Nate balançou a cabeça, incrédulo. Para a maioria das pessoas, é difícil entender que uma história tem detalhes diferentes cada vez que é narrada. E, mesmo que fosse exatamente a mesma, quem ouve está diferente cada vez que ela é contada, e fica um pouco mais depois que ela termina.
Que Deus não permita que as pessoas descubram que essa é minha parte menos louca, mas eu tenho uma queda irremediável por histórias bem contadas. E como o danado do Nate sabia contar uma história!

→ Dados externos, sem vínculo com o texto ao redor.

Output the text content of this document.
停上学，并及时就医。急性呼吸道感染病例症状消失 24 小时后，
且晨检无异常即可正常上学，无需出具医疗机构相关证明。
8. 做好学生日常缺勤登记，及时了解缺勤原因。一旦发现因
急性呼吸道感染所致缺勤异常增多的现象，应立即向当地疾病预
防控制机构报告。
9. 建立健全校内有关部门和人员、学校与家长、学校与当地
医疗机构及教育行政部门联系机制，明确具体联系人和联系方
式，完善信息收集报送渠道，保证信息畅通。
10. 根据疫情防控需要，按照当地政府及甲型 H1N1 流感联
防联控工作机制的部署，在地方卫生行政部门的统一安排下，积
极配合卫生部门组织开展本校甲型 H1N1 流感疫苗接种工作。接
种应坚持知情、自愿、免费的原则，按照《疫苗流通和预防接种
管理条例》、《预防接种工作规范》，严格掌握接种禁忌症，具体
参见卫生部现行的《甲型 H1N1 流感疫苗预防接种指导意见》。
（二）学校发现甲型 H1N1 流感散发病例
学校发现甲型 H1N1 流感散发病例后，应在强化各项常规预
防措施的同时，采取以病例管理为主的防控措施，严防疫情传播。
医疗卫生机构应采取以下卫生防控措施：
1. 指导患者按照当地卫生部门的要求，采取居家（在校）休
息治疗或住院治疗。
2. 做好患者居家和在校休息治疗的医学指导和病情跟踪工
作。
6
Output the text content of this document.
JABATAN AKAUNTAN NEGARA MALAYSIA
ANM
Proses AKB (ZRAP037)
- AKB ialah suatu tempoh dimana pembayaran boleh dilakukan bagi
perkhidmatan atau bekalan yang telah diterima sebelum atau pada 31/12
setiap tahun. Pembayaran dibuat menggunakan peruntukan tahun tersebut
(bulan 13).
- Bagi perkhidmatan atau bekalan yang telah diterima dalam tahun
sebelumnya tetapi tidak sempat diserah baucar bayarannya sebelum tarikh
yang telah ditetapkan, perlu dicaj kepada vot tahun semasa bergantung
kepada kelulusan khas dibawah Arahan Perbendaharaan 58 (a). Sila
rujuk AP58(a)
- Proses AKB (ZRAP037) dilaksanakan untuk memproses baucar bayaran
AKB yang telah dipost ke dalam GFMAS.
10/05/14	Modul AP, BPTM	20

Então, depois de um ou outro protesto inútil, lá estava ele, todo empolgado, contando-me de novo como era o Primeiro Sargento dos Fuzileiros Navais, Nathan Rowlings, “preso” em um navio cheio de alienígenas que ele nem sabia que existiam, mas então, “quando você vê um grupo de soldados bebendo limonada em sua noite de folga na cidade, percebe que tem algo de muito, muito estranho no ar”.
Depois daquela noite, Nate começou a observar com mais atenção e as coisas só iam piorando. Todos os soldados, e principalmente os oficiais de alta patente do navio, iam, um a um, transformando seu comportamento, tornando-se apáticos em relação a coisas que antes os animavam e preocupados com outras que nunca lhes despertaram o interesse.
De certa forma, em essência, eles eram os mesmos, continuavam fazendo as mesmas coisas, falando da mesma maneira, mas estavam diferentes. E havia aquele maldito brilho estranho no olhar que ele não podia explicar, mas que de repente estava lá, na cara de quase todos seus amigos e conhecidos.
Nate pensou que podia ser algum tipo novo de droga, talvez uma experiência maluca autorizada pelo Governo, e ficou assustado com a possibilidade, mas de que outra forma ele poderia explicar a coisa toda? Quer dizer, teorias malucas funcionam bem em mentes malucas como a minha, mas na de respeitáveis e centrados oficiais do exército, elas parecem um ultraje impossível de considerar.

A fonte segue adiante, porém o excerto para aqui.